Ante este planteamiento, entre las opciones existentes (irme sin decir nada, irme dando un grito de protesta, quedarme en mi sitio o comulgar), opto por  no escuchar el mensaje y participo.


Al acabar, junto con José María y Eva, damos el abrazo al Santo, y les invito a comer un menú frente al mercado.


En la comida, surgen las confidencias más profundas sobre su calvario de paternidad frustrada, sobre mi familia, sobre la vida, las esperanzas y las ilusiones.


Después, me voy a descansar al hotel, no sin antes compra la agenda Moleskine para continuar mi diario y algún libro de poesía recomendado por Victor.
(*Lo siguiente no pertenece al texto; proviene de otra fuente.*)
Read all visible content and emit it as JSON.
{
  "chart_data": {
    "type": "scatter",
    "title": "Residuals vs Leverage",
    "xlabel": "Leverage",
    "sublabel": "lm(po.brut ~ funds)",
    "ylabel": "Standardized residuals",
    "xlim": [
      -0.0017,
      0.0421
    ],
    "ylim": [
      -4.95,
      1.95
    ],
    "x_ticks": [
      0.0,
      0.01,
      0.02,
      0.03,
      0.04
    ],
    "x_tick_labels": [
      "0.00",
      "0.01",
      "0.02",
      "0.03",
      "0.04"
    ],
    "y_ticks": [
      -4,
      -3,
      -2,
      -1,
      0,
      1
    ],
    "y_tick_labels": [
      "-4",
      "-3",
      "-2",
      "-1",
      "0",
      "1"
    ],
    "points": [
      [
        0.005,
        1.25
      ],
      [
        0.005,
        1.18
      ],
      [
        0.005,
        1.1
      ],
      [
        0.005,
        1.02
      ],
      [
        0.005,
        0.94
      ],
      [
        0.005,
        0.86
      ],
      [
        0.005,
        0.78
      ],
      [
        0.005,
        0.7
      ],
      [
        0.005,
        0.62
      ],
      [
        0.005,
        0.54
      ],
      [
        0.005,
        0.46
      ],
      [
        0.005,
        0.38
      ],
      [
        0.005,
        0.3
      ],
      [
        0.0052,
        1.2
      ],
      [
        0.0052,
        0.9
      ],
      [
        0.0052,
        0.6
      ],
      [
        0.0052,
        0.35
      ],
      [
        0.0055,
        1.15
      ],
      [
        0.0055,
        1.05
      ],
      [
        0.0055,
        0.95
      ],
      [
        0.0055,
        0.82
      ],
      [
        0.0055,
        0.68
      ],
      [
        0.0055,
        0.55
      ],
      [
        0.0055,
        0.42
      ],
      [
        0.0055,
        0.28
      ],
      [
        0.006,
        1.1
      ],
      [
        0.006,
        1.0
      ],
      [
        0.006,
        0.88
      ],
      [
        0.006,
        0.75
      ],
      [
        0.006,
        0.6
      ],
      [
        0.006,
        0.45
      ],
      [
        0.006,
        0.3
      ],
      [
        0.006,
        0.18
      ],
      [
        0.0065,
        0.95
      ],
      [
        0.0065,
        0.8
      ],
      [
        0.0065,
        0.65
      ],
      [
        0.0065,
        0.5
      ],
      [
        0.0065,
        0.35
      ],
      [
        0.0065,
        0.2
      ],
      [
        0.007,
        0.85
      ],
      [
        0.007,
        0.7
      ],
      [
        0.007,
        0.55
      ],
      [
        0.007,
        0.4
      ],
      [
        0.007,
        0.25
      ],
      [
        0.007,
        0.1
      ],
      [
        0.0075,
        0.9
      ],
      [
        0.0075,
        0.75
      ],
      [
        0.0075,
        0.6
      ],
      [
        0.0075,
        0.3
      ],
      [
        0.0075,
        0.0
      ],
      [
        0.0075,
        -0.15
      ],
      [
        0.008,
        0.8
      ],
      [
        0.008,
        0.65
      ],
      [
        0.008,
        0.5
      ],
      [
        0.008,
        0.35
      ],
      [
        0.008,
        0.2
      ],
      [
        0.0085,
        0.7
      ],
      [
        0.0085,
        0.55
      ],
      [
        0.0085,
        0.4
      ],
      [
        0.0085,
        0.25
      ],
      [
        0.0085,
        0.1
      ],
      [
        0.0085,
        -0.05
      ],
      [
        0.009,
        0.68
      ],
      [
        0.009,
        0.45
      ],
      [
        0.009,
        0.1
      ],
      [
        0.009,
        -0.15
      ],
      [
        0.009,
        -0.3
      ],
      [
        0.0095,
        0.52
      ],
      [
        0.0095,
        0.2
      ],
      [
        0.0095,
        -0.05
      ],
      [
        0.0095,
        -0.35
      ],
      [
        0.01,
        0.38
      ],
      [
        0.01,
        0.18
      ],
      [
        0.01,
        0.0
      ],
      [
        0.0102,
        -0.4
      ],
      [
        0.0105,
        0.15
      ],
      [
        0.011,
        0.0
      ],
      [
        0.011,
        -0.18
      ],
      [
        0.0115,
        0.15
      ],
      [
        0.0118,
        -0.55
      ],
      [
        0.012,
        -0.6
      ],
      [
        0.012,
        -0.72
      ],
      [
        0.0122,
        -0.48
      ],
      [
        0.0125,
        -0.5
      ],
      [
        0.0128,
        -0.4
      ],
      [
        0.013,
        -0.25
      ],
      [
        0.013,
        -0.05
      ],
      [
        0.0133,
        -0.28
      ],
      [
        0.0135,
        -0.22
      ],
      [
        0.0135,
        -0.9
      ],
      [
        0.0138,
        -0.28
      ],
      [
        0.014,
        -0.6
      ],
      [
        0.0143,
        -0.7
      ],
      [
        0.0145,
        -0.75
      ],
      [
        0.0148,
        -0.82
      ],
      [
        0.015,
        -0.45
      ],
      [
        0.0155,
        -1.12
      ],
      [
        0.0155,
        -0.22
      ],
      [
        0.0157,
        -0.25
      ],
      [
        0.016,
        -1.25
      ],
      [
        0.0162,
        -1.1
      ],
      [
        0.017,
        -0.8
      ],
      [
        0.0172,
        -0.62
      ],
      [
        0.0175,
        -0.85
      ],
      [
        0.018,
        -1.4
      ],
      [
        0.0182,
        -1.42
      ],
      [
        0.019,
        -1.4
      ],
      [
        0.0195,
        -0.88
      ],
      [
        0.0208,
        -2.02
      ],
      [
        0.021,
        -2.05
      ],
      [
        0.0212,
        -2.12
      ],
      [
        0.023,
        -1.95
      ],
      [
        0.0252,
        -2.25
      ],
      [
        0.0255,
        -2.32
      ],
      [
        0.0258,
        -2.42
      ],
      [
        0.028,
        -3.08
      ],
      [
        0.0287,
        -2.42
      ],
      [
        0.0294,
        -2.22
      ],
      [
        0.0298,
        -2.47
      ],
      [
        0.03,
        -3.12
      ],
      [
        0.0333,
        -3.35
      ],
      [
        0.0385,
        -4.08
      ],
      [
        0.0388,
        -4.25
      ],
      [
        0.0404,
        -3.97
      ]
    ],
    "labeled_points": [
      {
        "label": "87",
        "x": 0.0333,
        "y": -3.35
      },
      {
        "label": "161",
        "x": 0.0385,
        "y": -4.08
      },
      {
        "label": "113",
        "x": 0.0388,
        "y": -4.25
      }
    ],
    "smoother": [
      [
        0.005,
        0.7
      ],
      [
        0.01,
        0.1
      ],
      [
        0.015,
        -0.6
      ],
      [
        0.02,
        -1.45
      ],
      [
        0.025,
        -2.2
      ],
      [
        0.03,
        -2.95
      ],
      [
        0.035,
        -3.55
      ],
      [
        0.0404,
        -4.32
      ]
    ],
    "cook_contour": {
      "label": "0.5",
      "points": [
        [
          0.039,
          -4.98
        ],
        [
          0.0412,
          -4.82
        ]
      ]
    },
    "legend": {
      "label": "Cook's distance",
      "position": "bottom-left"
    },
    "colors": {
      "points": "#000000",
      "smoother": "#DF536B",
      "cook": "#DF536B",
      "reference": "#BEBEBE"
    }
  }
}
Ya en el hotel, después de la ducha y el repaso a los pies (hoy no hay colada), me tumbo a descansar y leer un rato hasta terminar Gilead.


El libro me ha encantado. Tiene una estructura epistolar, pero de una sola carta que un pastor metodista envía a su hijo antes de morir. Una prosa brillante y profunda. Supongo que dará mucho para debatir en la reunión de Capuchinos.


Al final de la tarde, solo salgo para cenar con José María y Eva en “L’Orella”.


Vuelvo al hotel, tranquilo y veo en la televisión “Blade Runner”, la mítica. Me gusta cada vez más.


Ahora toca reposar, digerir, calmar, interiorizar y aplicar (lo más difícil). Mañana, jornada de reflexión en el tren.


Recuento físico final:

Pasos del día: 16.476. Acumulados: 946.477.

Kilómetros del día: 13,4. Acumulados: 768,9.